Pilih bahan makanan dulu di sini.
Kami pun berkeliling kolam dan akuarium, juga ngecekin box container, melihat satu per satu hewan laut maupun darat yang ada di sana. Ada ikan, kepiting, lobster, kerang-kerangan, dll.
Pandangan saya tertuju pada Alaska King Crab yang harganya Rp420 ribu per 100 gram. Nah, itu raja kepiting aja gedenya segede babon #hallah 😛 , berapa tuh harganya yaaa. Yang pasti, kaum mendang-mending kayak kami ini melipir duluuuu xixixi.
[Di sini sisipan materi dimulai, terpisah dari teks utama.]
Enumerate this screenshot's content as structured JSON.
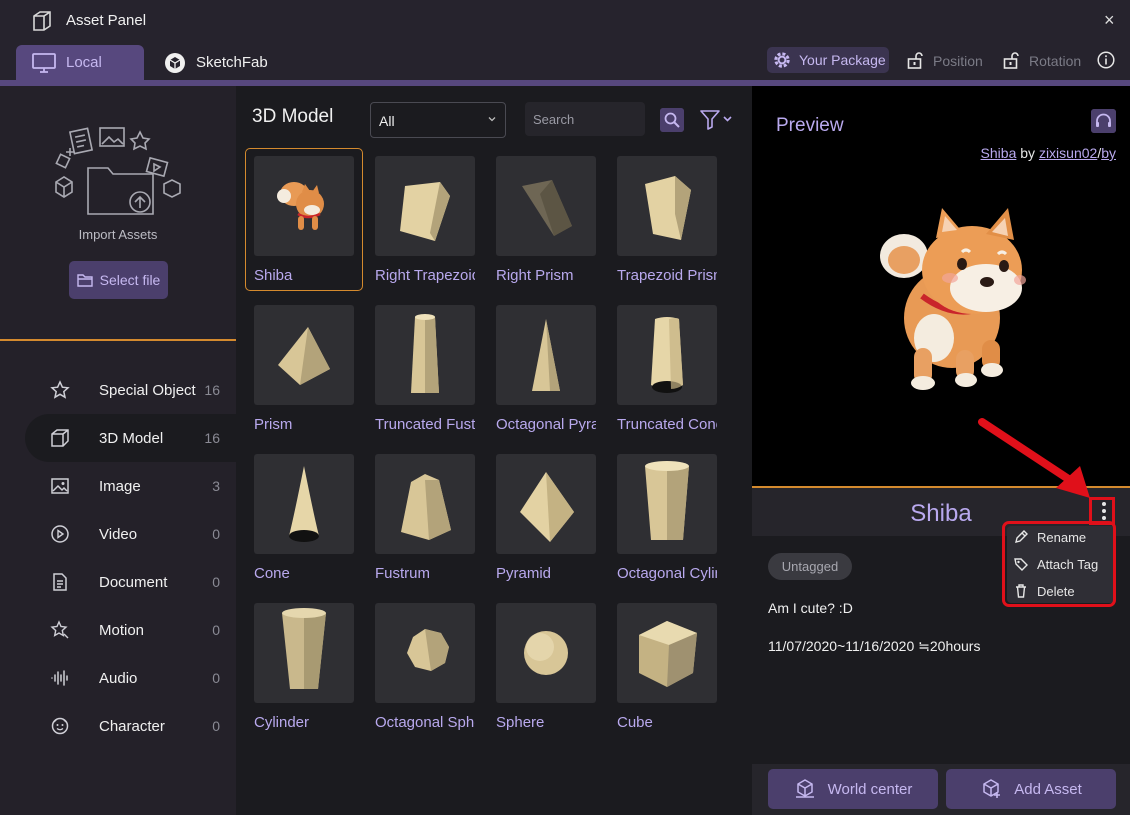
{
  "window": {
    "title": "Asset Panel",
    "close_glyph": "×"
  },
  "tabs": [
    {
      "label": "Local",
      "icon": "monitor-icon",
      "active": true
    },
    {
      "label": "SketchFab",
      "icon": "sketchfab-icon",
      "active": false
    }
  ],
  "toolbar": {
    "package_label": "Your Package",
    "position_label": "Position",
    "rotation_label": "Rotation"
  },
  "sidebar": {
    "import_label": "Import Assets",
    "select_file_label": "Select file",
    "categories": [
      {
        "label": "Special Object",
        "count": "16",
        "icon": "star-icon"
      },
      {
        "label": "3D Model",
        "count": "16",
        "icon": "cube-icon",
        "active": true
      },
      {
        "label": "Image",
        "count": "3",
        "icon": "image-icon"
      },
      {
        "label": "Video",
        "count": "0",
        "icon": "play-icon"
      },
      {
        "label": "Document",
        "count": "0",
        "icon": "document-icon"
      },
      {
        "label": "Motion",
        "count": "0",
        "icon": "motion-icon"
      },
      {
        "label": "Audio",
        "count": "0",
        "icon": "audio-icon"
      },
      {
        "label": "Character",
        "count": "0",
        "icon": "character-icon"
      }
    ]
  },
  "main": {
    "title": "3D Model",
    "filter_value": "All",
    "search_placeholder": "Search",
    "items": [
      {
        "label": "Shiba",
        "shape": "shiba",
        "selected": true
      },
      {
        "label": "Right Trapezoid",
        "shape": "right-trapezoid"
      },
      {
        "label": "Right Prism",
        "shape": "right-prism"
      },
      {
        "label": "Trapezoid Prism",
        "shape": "trapezoid-prism"
      },
      {
        "label": "Prism",
        "shape": "prism"
      },
      {
        "label": "Truncated Fustrum",
        "shape": "truncated-fustrum"
      },
      {
        "label": "Octagonal Pyramid",
        "shape": "octagonal-pyramid"
      },
      {
        "label": "Truncated Cone",
        "shape": "truncated-cone"
      },
      {
        "label": "Cone",
        "shape": "cone"
      },
      {
        "label": "Fustrum",
        "shape": "fustrum"
      },
      {
        "label": "Pyramid",
        "shape": "pyramid"
      },
      {
        "label": "Octagonal Cylinder",
        "shape": "octagonal-cylinder"
      },
      {
        "label": "Cylinder",
        "shape": "cylinder"
      },
      {
        "label": "Octagonal Sphere",
        "shape": "octagonal-sphere"
      },
      {
        "label": "Sphere",
        "shape": "sphere"
      },
      {
        "label": "Cube",
        "shape": "cube"
      }
    ]
  },
  "preview": {
    "title": "Preview",
    "credit_name": "Shiba",
    "credit_by": "by",
    "credit_author": "zixisun02",
    "credit_sep": "/",
    "credit_license": "by",
    "asset_name": "Shiba",
    "tag": "Untagged",
    "description": "Am I cute? :D",
    "date_range": "11/07/2020~11/16/2020 ≒20hours"
  },
  "context_menu": {
    "items": [
      {
        "label": "Rename",
        "icon": "pencil-icon"
      },
      {
        "label": "Attach Tag",
        "icon": "tag-icon"
      },
      {
        "label": "Delete",
        "icon": "trash-icon"
      }
    ]
  },
  "footer": {
    "world_center_label": "World center",
    "add_asset_label": "Add Asset"
  },
  "colors": {
    "accent": "#57487e",
    "accent_text": "#b9a9ee",
    "highlight": "#d48a2e",
    "annotation": "#e0101a"
  }
}
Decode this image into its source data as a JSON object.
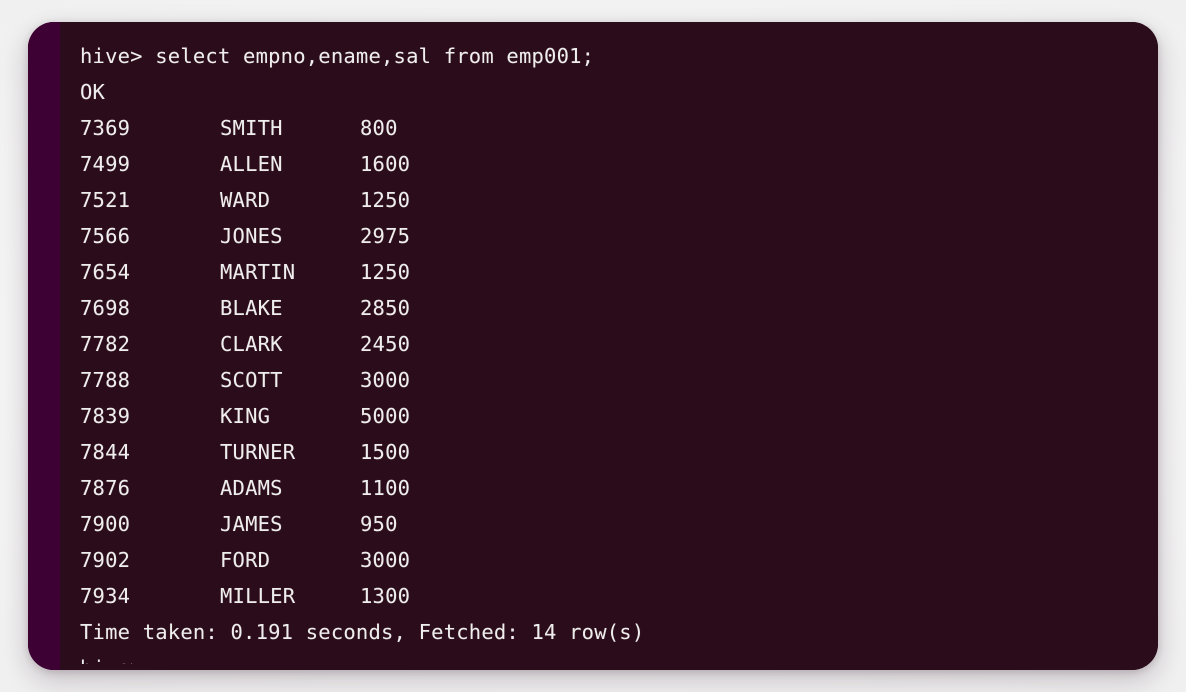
{
  "window": {
    "kind": "terminal-window",
    "background_color": "#2a0c1b",
    "scrollbar_color": "#3a0030",
    "page_background_color": "#f2f2f2",
    "text_color": "#eeeeee"
  },
  "terminal": {
    "prompt_line": "hive> select empno,ename,sal from emp001;",
    "status_ok": "OK",
    "columns": [
      "empno",
      "ename",
      "sal"
    ],
    "rows": [
      {
        "empno": "7369",
        "ename": "SMITH",
        "sal": "800"
      },
      {
        "empno": "7499",
        "ename": "ALLEN",
        "sal": "1600"
      },
      {
        "empno": "7521",
        "ename": "WARD",
        "sal": "1250"
      },
      {
        "empno": "7566",
        "ename": "JONES",
        "sal": "2975"
      },
      {
        "empno": "7654",
        "ename": "MARTIN",
        "sal": "1250"
      },
      {
        "empno": "7698",
        "ename": "BLAKE",
        "sal": "2850"
      },
      {
        "empno": "7782",
        "ename": "CLARK",
        "sal": "2450"
      },
      {
        "empno": "7788",
        "ename": "SCOTT",
        "sal": "3000"
      },
      {
        "empno": "7839",
        "ename": "KING",
        "sal": "5000"
      },
      {
        "empno": "7844",
        "ename": "TURNER",
        "sal": "1500"
      },
      {
        "empno": "7876",
        "ename": "ADAMS",
        "sal": "1100"
      },
      {
        "empno": "7900",
        "ename": "JAMES",
        "sal": "950"
      },
      {
        "empno": "7902",
        "ename": "FORD",
        "sal": "3000"
      },
      {
        "empno": "7934",
        "ename": "MILLER",
        "sal": "1300"
      }
    ],
    "time_taken_line": "Time taken: 0.191 seconds, Fetched: 14 row(s)",
    "next_prompt_partial": "hive>"
  }
}
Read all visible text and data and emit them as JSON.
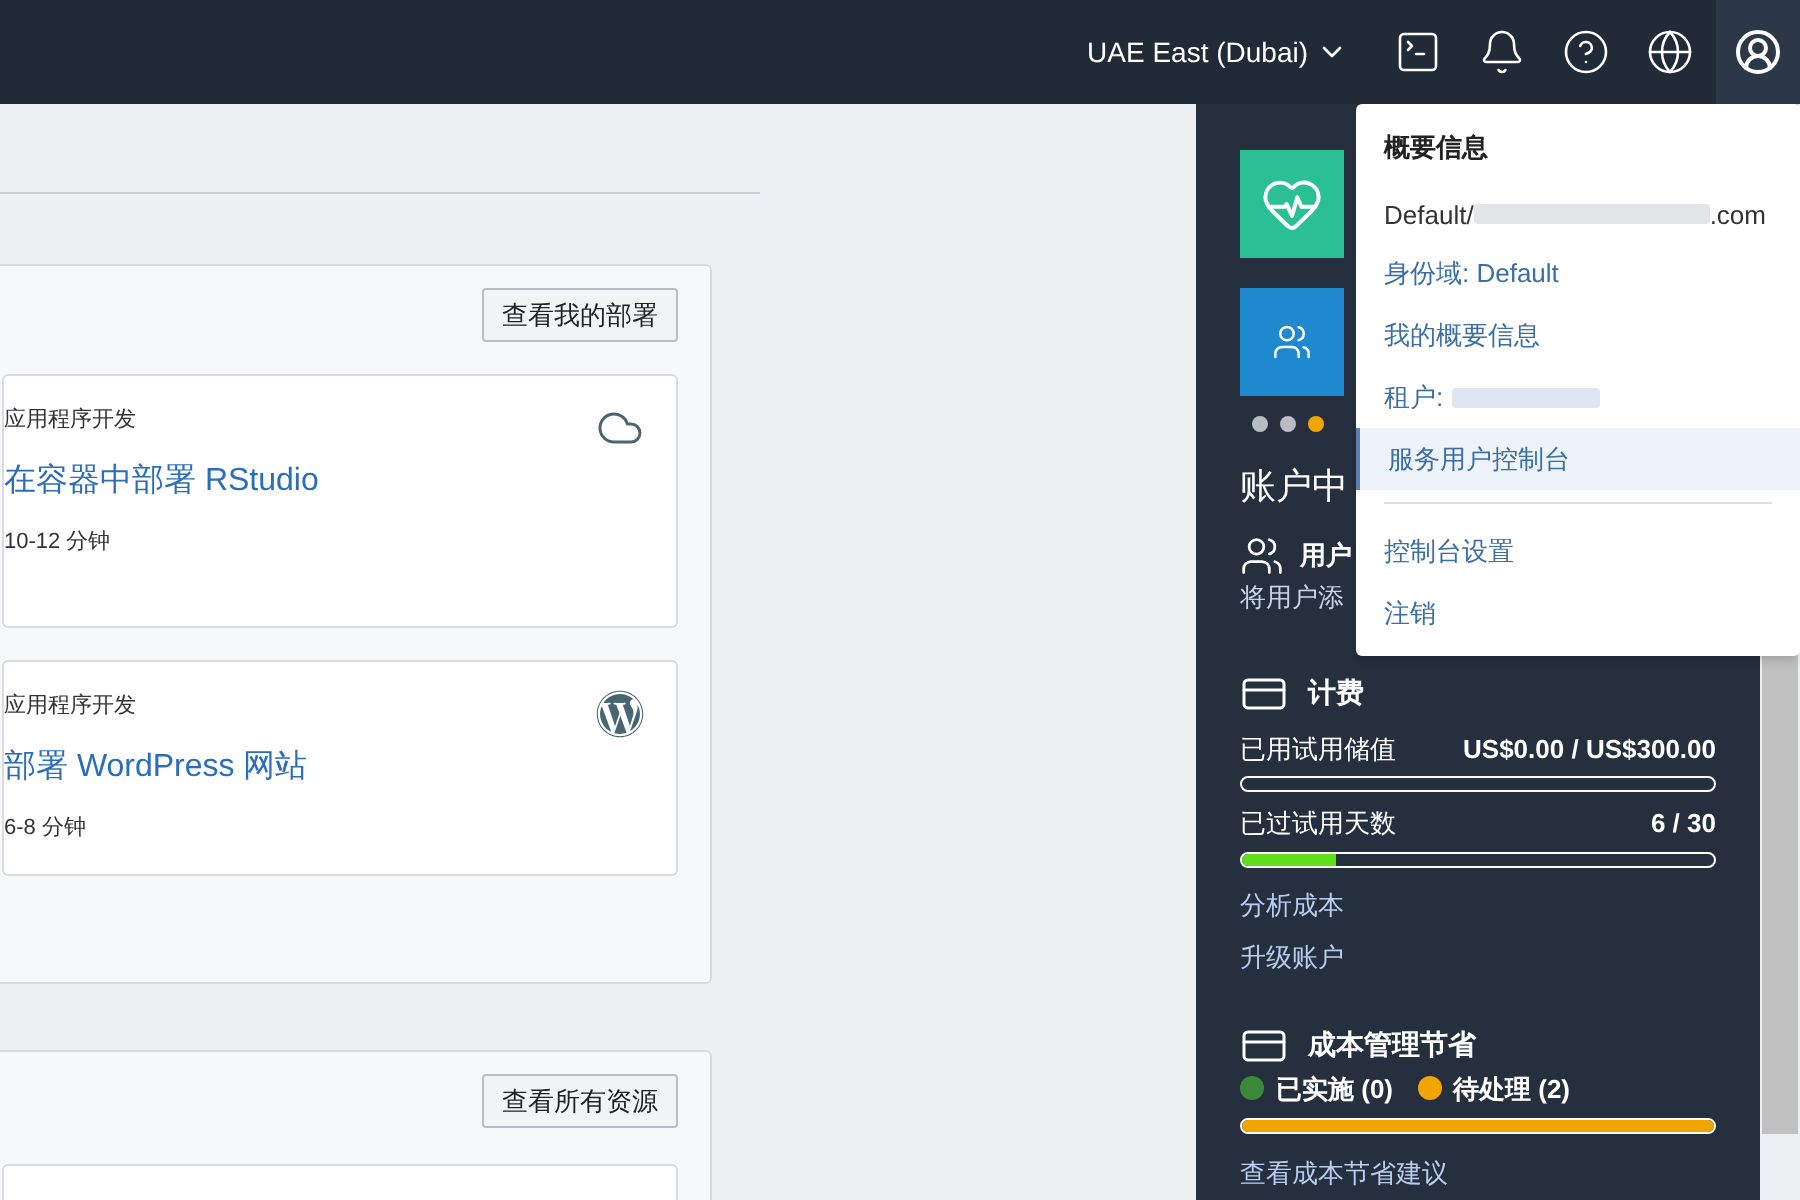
{
  "top_bar": {
    "region": "UAE East (Dubai)",
    "account_button": {
      "selected": true
    }
  },
  "deployments_panel": {
    "button": "查看我的部署",
    "cards": [
      {
        "category": "应用程序开发",
        "title": "在容器中部署 RStudio",
        "duration": "10-12 分钟",
        "kind": "cloud"
      },
      {
        "category": "应用程序开发",
        "title": "部署 WordPress 网站",
        "duration": "6-8 分钟",
        "kind": "wordpress"
      }
    ]
  },
  "resources_panel": {
    "button": "查看所有资源"
  },
  "side_panel": {
    "tiles": [
      {
        "kind": "health"
      },
      {
        "kind": "users"
      }
    ],
    "dots": [
      {
        "selected": false
      },
      {
        "selected": false
      },
      {
        "selected": true
      }
    ],
    "heading": "账户中",
    "users": {
      "title": "用户",
      "description": "将用户添"
    },
    "billing": {
      "title": "计费",
      "meters": [
        {
          "label": "已用试用储值",
          "reading": "US$0.00 / US$300.00",
          "level": 0
        },
        {
          "label": "已过试用天数",
          "reading": "6 / 30",
          "level": 0.2
        }
      ],
      "links": [
        "分析成本",
        "升级账户"
      ]
    },
    "savings": {
      "title": "成本管理节省",
      "statuses": [
        {
          "label": "已实施 (0)",
          "color": "#3a8a3a"
        },
        {
          "label": "待处理 (2)",
          "color": "#f0a500"
        }
      ],
      "level": 1,
      "link": "查看成本节省建议"
    }
  },
  "user_menu": {
    "title": "概要信息",
    "account_prefix": "Default/",
    "account_suffix": ".com",
    "groups": [
      [
        {
          "kind": "link",
          "label": "身份域: Default",
          "selected": false
        },
        {
          "kind": "link",
          "label": "我的概要信息",
          "selected": false
        },
        {
          "kind": "tenant",
          "label": "租户:",
          "selected": false
        },
        {
          "kind": "link",
          "label": "服务用户控制台",
          "selected": true
        }
      ],
      [
        {
          "kind": "link",
          "label": "控制台设置",
          "selected": false
        },
        {
          "kind": "link",
          "label": "注销",
          "selected": false
        }
      ]
    ]
  }
}
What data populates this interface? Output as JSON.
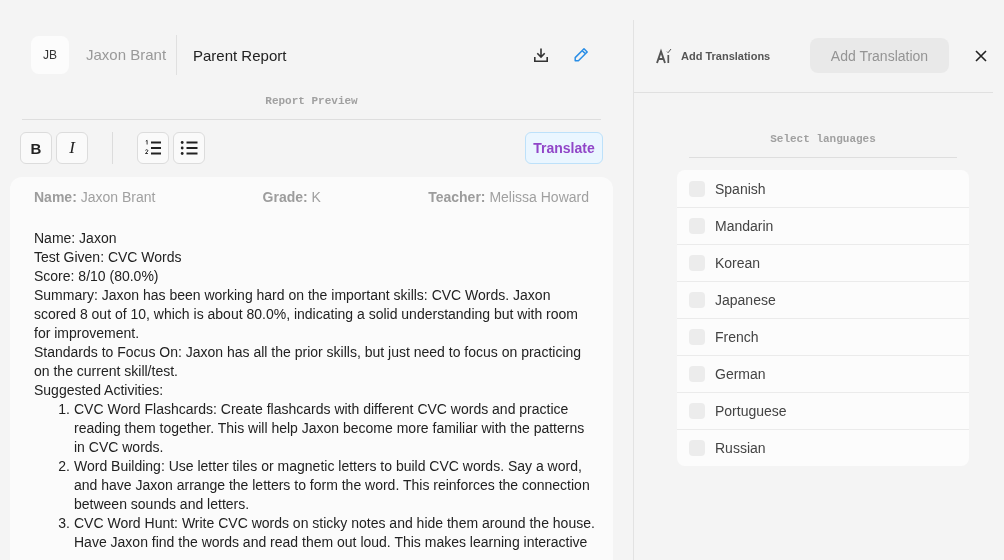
{
  "header": {
    "avatar": "JB",
    "student": "Jaxon Brant",
    "title": "Parent Report"
  },
  "preview_label": "Report Preview",
  "toolbar": {
    "groups": [
      {
        "items": [
          {
            "kind": "bold",
            "label": "B"
          },
          {
            "kind": "italic",
            "label": "I"
          }
        ]
      },
      {
        "items": [
          {
            "kind": "ordered-list"
          },
          {
            "kind": "bullet-list"
          }
        ]
      }
    ],
    "translate": "Translate"
  },
  "report": {
    "details": [
      {
        "label": "Name:",
        "value": "Jaxon Brant"
      },
      {
        "label": "Grade:",
        "value": "K"
      },
      {
        "label": "Teacher:",
        "value": "Melissa Howard"
      }
    ],
    "lines": [
      "Name: Jaxon",
      "Test Given: CVC Words",
      "Score: 8/10 (80.0%)",
      "Summary: Jaxon has been working hard on the important skills: CVC Words. Jaxon scored 8 out of 10, which is about 80.0%, indicating a solid understanding but with room for improvement.",
      "Standards to Focus On: Jaxon has all the prior skills, but just need to focus on practicing on the current skill/test.",
      "Suggested Activities:"
    ],
    "activities": [
      {
        "number": "1.",
        "text": "CVC Word Flashcards: Create flashcards with different CVC words and practice reading them together. This will help Jaxon become more familiar with the patterns in CVC words."
      },
      {
        "number": "2.",
        "text": "Word Building: Use letter tiles or magnetic letters to build CVC words. Say a word, and have Jaxon arrange the letters to form the word. This reinforces the connection between sounds and letters."
      },
      {
        "number": "3.",
        "text": "CVC Word Hunt: Write CVC words on sticky notes and hide them around the house. Have Jaxon find the words and read them out loud. This makes learning interactive"
      }
    ]
  },
  "translations": {
    "title": "Add Translations",
    "button": {
      "label": "Add Translation",
      "disabled": true
    },
    "prompt": "Select languages",
    "languages": [
      {
        "name": "Spanish",
        "checked": false
      },
      {
        "name": "Mandarin",
        "checked": false
      },
      {
        "name": "Korean",
        "checked": false
      },
      {
        "name": "Japanese",
        "checked": false
      },
      {
        "name": "French",
        "checked": false
      },
      {
        "name": "German",
        "checked": false
      },
      {
        "name": "Portuguese",
        "checked": false
      },
      {
        "name": "Russian",
        "checked": false
      }
    ]
  }
}
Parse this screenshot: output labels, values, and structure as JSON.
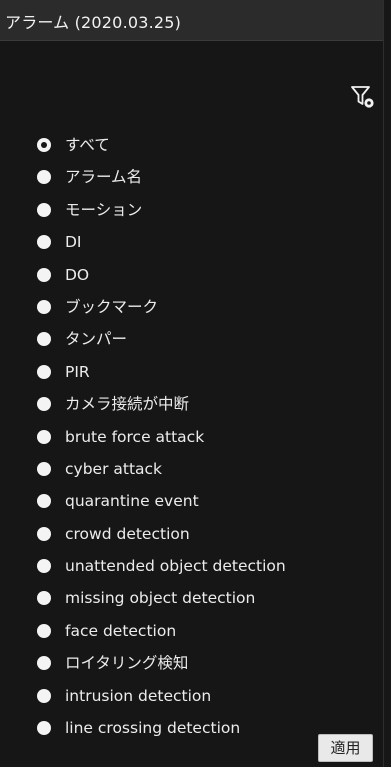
{
  "header": {
    "title": "アラーム (2020.03.25)"
  },
  "toolbar": {
    "filter_icon": "filter-settings-icon"
  },
  "alarm_types": [
    {
      "label": "すべて",
      "checked": true
    },
    {
      "label": "アラーム名",
      "checked": false
    },
    {
      "label": "モーション",
      "checked": false
    },
    {
      "label": "DI",
      "checked": false
    },
    {
      "label": "DO",
      "checked": false
    },
    {
      "label": "ブックマーク",
      "checked": false
    },
    {
      "label": "タンパー",
      "checked": false
    },
    {
      "label": "PIR",
      "checked": false
    },
    {
      "label": "カメラ接続が中断",
      "checked": false
    },
    {
      "label": "brute force attack",
      "checked": false
    },
    {
      "label": "cyber attack",
      "checked": false
    },
    {
      "label": "quarantine event",
      "checked": false
    },
    {
      "label": "crowd detection",
      "checked": false
    },
    {
      "label": "unattended object detection",
      "checked": false
    },
    {
      "label": "missing object detection",
      "checked": false
    },
    {
      "label": "face detection",
      "checked": false
    },
    {
      "label": "ロイタリング検知",
      "checked": false
    },
    {
      "label": "intrusion detection",
      "checked": false
    },
    {
      "label": "line crossing detection",
      "checked": false
    }
  ],
  "footer": {
    "apply_label": "適用"
  },
  "colors": {
    "background": "#161616",
    "titlebar": "#2b2b2b",
    "text": "#ececec",
    "button": "#e9e9e9"
  }
}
Nanti kalau ada rezeki mau makan ini Ya Allah 😀 .
Setelah menimbang-nimbang akhirnya pilihan kami jatuh pada ikan senangin. FYI, kalau kata Tante AI (tetangganya Mbah Google), ikan senangin ini sebenarnya nggak hanya hidup di laut, tetapi juga ada yang hidup di air payau. Ikan senangin ini sering disebut sebagai “ikan bandeng laut” karena rasanya sangat enak, dagingnya banyak, tetapi durinya lebih sedikit.
Ceritanya, ikan senangin ini berasal dari perairan Indo-pasifik. Ikan-ikan ini kemudian menjelajahi bumi, mulai dari Teluk Persia hingga ke Jepang Selatan dan Australia. Kalau di Indonesia, ikan senangin ini banyak di temukan di Laut Jawa, Kalimantan. Sumatera Selatan dan Sumatera Timur. Ikan ini biasanya hidup di sungai besar dan muara pantai.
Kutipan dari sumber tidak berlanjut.